Il obéit et son visage crispé se détendit. Dans la lumière rose du matin elle était magnifique. La somptueuse coiffure d’orchidées, d’améthystes, de perles et d’or gisait sous un meuble comme la balle oubliée d’un chien. Ses cheveux noirs et lustrés glissaient jusqu’à ses reins et, dans sa longue robe chatoyante pudiquement refermée, elle avait l’air très jeune, très vulnérable aussi. Au regard assombri d’Aldo, elle répondit par un sourire et s’approcha de lui mais en observant une distance. Puis elle parla et sa voix basse, feutrée, charnelle reconstituait l’intimité interrompue :
— Dis-moi seulement si tu as été heureux ? Moi je l’ai été au-delà de toute espérance. Jamais un homme ne m’a aimée de la sorte et pourtant nous n’avons eu que peu d’instants…
— Moi aussi j’ai été… plus qu’heureux, avoua-t-il encore secoué par la violence de sa jouissance, mais il faudra que cela nous suffise ! Nous avons succombé à la magie d’une nuit de fête, à ces costumes qui ont fait de nous des êtres différents… Il faut réintégrer le XX e siècle !…
— Chasser Don Juan et l’impératrice de Chine ? Refermer le livre des Mille et Une Nuits quand nous n’en avons même pas lu un chapitre ? Dommage !… C’est vous bien sûr qui avez raison mais la raison et nous autres les Belmont n’ont jamais beaucoup cohabité.

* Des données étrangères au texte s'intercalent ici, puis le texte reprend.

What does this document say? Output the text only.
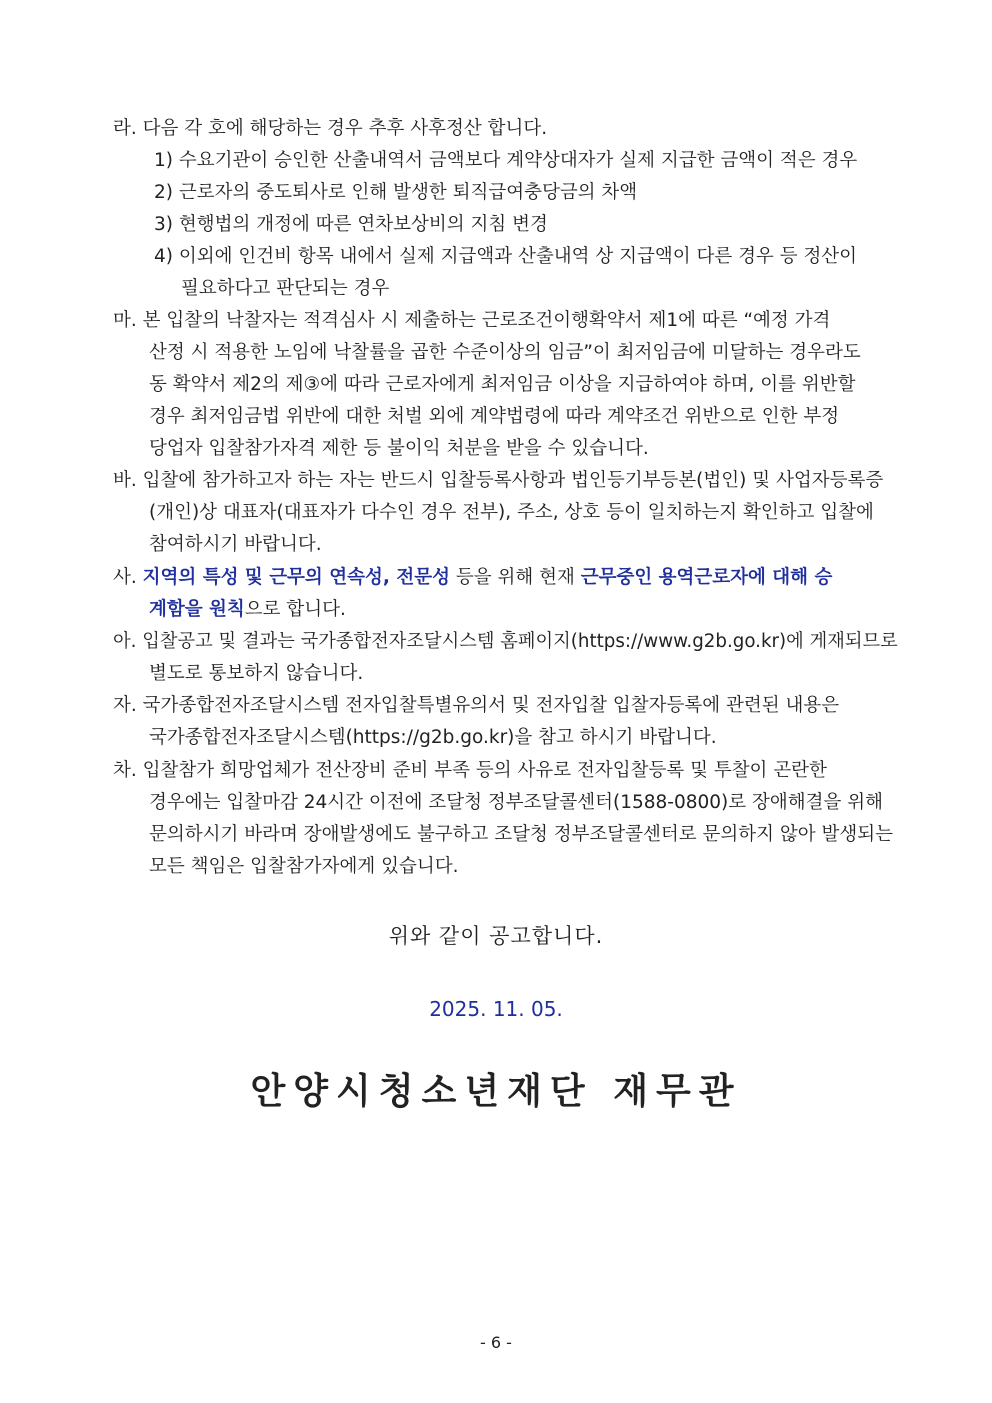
라. 다음 각 호에 해당하는 경우 추후 사후정산 합니다.
1) 수요기관이 승인한 산출내역서 금액보다 계약상대자가 실제 지급한 금액이 적은 경우
2) 근로자의 중도퇴사로 인해 발생한 퇴직급여충당금의 차액
3) 현행법의 개정에 따른 연차보상비의 지침 변경
4) 이외에 인건비 항목 내에서 실제 지급액과 산출내역 상 지급액이 다른 경우 등 정산이
필요하다고 판단되는 경우
마. 본 입찰의 낙찰자는 적격심사 시 제출하는 근로조건이행확약서 제1에 따른 “예정 가격
산정 시 적용한 노임에 낙찰률을 곱한 수준이상의 임금”이 최저임금에 미달하는 경우라도
동 확약서 제2의 제③에 따라 근로자에게 최저임금 이상을 지급하여야 하며, 이를 위반할
경우 최저임금법 위반에 대한 처벌 외에 계약법령에 따라 계약조건 위반으로 인한 부정
당업자 입찰참가자격 제한 등 불이익 처분을 받을 수 있습니다.
바. 입찰에 참가하고자 하는 자는 반드시 입찰등록사항과 법인등기부등본(법인) 및 사업자등록증
(개인)상 대표자(대표자가 다수인 경우 전부), 주소, 상호 등이 일치하는지 확인하고 입찰에
참여하시기 바랍니다.
사. 지역의 특성 및 근무의 연속성, 전문성 등을 위해 현재 근무중인 용역근로자에 대해 승
계함을 원칙으로 합니다.
아. 입찰공고 및 결과는 국가종합전자조달시스템 홈페이지(https://www.g2b.go.kr)에 게재되므로
별도로 통보하지 않습니다.
자. 국가종합전자조달시스템 전자입찰특별유의서 및 전자입찰 입찰자등록에 관련된 내용은
국가종합전자조달시스템(https://g2b.go.kr)을 참고 하시기 바랍니다.
차. 입찰참가 희망업체가 전산장비 준비 부족 등의 사유로 전자입찰등록 및 투찰이 곤란한
경우에는 입찰마감 24시간 이전에 조달청 정부조달콜센터(1588-0800)로 장애해결을 위해
문의하시기 바라며 장애발생에도 불구하고 조달청 정부조달콜센터로 문의하지 않아 발생되는
모든 책임은 입찰참가자에게 있습니다.
위와 같이 공고합니다.
2025. 11. 05.
안양시청소년재단 재무관
- 6 -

Elle alla ramasser la tiare fleurie et se dirigea vers la porte :
— Je vais essayer de dormir un peu dans l’espoir qu’au réveil il me semblera que j’ai rêvé ! Je vous en souhaite autant, mon cher prince !
— J’aimerais y parvenir. Ce sera je le crains difficile.
Elle tourna à peine la tête et il ne vit qu’un profil perdu dont il ne put lire l’expression :
— Merci, dit-elle.
Aldo dormit cependant et comme une bûche au point de ne pas entendre la cloche du lunch mais il en fut de même pour les autres et la table ne fut desservie que lorsque vint le moment de préparer le thé, le mode de vie à l’anglaise ayant perduré dans les anciennes colonies de la côte nord-est des États-Unis. Encore ne remporta-t-il pas, ce jour-là, un franc succès. Ni Pauline ni sa belle-sœur ne parurent. Seuls John-Augustus et Adalbert qui étaient allés se baigner vinrent y faire honneur. Quant à Aldo, il était allé nager lui aussi pour se remettre les idées en place mais, n’aimant pas le thé, il avait en sortant de l’eau emprunté une bicyclette pour filer à la White Horse Tavern où il avait bu deux ou trois tasses de café accompagnées d’autant de cigarettes mais sans échanger avec Ted autre chose qu’un salut : il y avait un monde fou et le personnel était débordé. Ce qui lui valut une relative tranquillité en vertu du vieil adage proclamant que l’on n’est jamais aussi seul qu’au milieu d’une foule.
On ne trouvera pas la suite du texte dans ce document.